Microsoft Surface tablets issued to Lufthansa, Austrian Airlines pilots

Pilots from both airlines have been given Microsoft Surface Pro 3 tablets to make flight operations more efficient.
Written by Charlie Osborne, Contributing Writer
Screen Shot 2014-11-20 at 08.22.10
Credit: Microsoft

Microsoft's Surface Pro 3 tablet is now the gadget of choice for Lufthansa and Austrian Airlines' pilots.

According to a post on Microsoft's official blog published Wednesday, pilots hired by both Lufthansa and Austrian Airlines will be equipped with the devices. Lufthansa has purchased more than 5,000 Surface Pro 3 tablets, which will be rolled out to pilots worldwide in February and March 2015.

Austrian Airlines has already deployed 650 of the tablets, with another 1,000 expected to be issued by the end of the year.

Delta Airlines previously adopted the tablet range for its pilots. In September last year, the airline provided 11,000 pilots with Microsoft Surface 2 tablets, joining over 19,000 flight attendants who were issued Windows Phone-based smartphones.

Microsoft says that as with Delta, Lufthansa and Austrian Airlines' devices will use flight-based apps built for the Windows 8.1 platform. Flight crews will have access to tools including weather reports, dynamic charts and navigation utilities. The tablets also take the place of heavy flight bags, consolidating vast flight manuals — which can weigh up to 15kg — into a digital format.

Dr. Philipp Haller, B777 pilot at Austrian Airlines said:

Starting in the late 1990s with the arrival of the first laptops in the flight deck, the dream of a completely paperless cockpit is now actually becoming a reality thanks to the Surface tablets from Microsoft. We have been using laptops for 15 years to replace most of the paper on board but they could not be used during takeoff and landing.

The Microsoft Surface Pro 3 is certified for Electronic Flight Bag (EFB) usage on commercial airlines by the US Federal Aviation Administration (FAA) as well as the European Aviation Safety Agency (EASA). By replacing bulky manuals with tablets, airlines can expect to save a fortune each year in fuel costs.

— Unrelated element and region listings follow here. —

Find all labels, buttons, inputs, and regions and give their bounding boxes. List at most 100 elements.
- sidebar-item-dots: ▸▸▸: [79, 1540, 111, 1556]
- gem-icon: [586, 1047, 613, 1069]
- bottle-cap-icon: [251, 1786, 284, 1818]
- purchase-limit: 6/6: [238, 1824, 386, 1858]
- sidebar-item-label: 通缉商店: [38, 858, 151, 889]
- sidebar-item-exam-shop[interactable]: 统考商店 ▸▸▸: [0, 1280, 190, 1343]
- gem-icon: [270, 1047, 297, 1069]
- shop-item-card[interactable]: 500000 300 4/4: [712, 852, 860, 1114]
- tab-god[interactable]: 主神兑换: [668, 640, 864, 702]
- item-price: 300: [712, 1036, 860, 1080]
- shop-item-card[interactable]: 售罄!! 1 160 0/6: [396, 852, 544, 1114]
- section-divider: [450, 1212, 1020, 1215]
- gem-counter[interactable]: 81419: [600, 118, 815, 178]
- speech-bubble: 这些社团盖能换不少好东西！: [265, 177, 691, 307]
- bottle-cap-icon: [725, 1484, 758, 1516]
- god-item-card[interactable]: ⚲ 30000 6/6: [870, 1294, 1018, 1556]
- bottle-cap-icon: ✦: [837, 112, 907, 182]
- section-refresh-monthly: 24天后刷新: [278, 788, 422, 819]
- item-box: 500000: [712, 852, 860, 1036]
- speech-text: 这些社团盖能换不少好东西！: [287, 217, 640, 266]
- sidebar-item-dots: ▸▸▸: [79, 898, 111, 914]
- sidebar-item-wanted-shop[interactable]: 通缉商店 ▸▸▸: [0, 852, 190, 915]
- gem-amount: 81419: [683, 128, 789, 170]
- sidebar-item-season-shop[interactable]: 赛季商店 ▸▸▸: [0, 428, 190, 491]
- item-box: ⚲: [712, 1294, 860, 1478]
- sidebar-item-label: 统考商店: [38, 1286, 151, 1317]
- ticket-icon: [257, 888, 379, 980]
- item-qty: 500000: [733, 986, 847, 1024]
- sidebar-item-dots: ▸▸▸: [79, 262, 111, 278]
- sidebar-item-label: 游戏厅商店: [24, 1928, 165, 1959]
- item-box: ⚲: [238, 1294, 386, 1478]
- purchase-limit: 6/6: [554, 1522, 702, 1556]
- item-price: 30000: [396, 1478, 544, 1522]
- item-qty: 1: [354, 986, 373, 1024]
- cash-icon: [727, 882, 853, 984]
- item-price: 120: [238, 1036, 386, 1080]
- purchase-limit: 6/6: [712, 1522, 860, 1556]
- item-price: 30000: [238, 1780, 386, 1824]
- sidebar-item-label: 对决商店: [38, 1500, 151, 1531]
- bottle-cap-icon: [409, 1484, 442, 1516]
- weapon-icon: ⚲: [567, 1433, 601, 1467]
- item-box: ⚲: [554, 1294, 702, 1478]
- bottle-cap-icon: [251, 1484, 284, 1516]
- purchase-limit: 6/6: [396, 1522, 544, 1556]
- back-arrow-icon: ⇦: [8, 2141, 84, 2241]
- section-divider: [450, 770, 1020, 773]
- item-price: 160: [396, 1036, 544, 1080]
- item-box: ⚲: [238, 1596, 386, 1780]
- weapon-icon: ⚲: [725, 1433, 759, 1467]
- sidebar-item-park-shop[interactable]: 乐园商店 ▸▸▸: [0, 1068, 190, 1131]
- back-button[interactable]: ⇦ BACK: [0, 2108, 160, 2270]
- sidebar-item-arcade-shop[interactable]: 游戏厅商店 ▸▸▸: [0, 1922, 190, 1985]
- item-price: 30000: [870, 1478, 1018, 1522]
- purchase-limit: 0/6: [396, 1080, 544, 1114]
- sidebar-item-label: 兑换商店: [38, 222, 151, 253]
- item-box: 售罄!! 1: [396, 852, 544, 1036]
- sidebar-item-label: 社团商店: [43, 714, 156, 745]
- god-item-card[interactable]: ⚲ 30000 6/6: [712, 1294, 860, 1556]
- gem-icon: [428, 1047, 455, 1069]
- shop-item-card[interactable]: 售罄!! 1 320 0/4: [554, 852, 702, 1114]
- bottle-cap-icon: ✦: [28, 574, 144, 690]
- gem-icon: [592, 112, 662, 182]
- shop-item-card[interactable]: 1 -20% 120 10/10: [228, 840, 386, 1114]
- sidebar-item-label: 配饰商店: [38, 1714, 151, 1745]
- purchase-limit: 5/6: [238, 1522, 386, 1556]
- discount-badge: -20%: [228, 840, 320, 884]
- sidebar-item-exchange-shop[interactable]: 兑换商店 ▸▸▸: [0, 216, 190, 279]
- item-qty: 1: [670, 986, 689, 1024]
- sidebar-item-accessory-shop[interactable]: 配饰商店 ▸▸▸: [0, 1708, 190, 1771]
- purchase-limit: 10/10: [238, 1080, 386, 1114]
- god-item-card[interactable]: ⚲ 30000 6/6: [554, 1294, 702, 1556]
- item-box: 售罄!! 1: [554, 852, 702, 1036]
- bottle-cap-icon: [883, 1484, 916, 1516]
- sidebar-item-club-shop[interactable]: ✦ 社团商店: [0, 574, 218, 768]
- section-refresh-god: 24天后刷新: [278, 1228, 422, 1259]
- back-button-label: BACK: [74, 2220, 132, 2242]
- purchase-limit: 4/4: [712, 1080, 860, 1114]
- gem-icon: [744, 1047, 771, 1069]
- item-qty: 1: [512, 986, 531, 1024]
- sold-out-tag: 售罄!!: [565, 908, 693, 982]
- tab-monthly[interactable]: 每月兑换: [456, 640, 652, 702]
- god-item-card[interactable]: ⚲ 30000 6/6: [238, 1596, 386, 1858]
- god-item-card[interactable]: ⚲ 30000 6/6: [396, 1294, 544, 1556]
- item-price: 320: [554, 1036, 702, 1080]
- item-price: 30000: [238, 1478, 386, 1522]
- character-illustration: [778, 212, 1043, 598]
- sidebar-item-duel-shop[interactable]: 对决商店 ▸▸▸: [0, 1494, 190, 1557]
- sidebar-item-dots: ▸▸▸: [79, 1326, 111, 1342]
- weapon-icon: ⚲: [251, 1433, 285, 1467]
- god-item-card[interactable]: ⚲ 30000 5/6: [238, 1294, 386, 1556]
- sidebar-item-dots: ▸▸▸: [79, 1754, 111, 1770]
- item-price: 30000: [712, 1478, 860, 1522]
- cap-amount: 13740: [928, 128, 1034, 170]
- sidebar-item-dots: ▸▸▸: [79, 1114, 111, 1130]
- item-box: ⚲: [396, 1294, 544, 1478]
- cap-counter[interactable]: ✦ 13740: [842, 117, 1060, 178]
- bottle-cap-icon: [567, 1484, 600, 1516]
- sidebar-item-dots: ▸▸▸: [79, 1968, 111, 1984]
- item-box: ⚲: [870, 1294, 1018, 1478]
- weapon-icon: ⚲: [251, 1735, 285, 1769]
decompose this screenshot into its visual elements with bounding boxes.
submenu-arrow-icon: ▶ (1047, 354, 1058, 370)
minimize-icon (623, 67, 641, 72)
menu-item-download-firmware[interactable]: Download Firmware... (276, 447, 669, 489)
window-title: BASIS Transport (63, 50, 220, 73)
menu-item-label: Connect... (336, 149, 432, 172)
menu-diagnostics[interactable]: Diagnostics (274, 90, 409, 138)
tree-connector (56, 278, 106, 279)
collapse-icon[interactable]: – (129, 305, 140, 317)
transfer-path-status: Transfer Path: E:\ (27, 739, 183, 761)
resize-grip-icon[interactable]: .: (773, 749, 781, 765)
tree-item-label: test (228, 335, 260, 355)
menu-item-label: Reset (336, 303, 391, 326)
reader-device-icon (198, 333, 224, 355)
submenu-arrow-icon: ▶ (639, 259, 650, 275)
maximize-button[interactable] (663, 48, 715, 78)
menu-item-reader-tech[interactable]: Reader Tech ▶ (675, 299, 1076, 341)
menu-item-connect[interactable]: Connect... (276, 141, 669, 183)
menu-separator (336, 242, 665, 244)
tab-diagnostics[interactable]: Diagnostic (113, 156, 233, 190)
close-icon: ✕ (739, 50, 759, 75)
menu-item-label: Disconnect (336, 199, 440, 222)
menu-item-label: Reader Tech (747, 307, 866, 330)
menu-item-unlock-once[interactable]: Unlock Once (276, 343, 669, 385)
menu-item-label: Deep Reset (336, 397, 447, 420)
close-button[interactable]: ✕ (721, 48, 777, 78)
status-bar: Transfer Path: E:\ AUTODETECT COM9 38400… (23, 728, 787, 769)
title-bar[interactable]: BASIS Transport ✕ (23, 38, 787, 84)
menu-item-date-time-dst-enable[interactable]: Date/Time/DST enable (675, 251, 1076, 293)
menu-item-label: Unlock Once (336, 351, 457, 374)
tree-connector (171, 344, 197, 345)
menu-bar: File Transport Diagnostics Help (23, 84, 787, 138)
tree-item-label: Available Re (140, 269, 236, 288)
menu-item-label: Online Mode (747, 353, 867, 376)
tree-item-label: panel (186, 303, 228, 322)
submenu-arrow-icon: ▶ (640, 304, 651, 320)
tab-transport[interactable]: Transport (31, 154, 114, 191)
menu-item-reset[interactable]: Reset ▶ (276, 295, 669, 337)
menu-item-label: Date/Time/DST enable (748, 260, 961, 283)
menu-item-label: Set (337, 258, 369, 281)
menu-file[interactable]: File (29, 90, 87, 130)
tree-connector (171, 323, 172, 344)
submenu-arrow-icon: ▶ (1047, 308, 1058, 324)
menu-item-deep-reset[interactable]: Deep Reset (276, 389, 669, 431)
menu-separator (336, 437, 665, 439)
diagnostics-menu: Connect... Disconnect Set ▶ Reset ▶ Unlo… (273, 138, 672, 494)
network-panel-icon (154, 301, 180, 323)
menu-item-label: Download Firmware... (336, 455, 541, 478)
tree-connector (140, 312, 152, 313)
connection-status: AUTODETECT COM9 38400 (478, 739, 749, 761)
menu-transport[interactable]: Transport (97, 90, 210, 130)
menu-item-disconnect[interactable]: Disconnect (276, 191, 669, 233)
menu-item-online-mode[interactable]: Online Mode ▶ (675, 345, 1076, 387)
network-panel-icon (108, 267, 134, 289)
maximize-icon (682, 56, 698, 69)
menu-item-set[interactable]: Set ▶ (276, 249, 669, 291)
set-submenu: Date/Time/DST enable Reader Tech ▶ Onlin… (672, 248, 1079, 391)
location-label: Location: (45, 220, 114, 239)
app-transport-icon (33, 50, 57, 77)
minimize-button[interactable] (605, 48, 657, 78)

Cyril Belikoff, Microsoft's senior director of the Microsoft Surface project, commented:

We have been clear on Microsoft's commitment to Surface in business and with this move adopting Surface in their cockpit, Lufthansa and Austrian Airlines join the growing number of commercial airlines using Surface Pro 3 to help give their pilots the best, most efficient and productive in-flight experience.

In related news, Microsoft's Azure platform suffered an outage of nearly 11 hours this week. According to company officials, the storage service went asunder due to a performance update Microsoft conducted, of which a storage loop occurred as the update rolled out.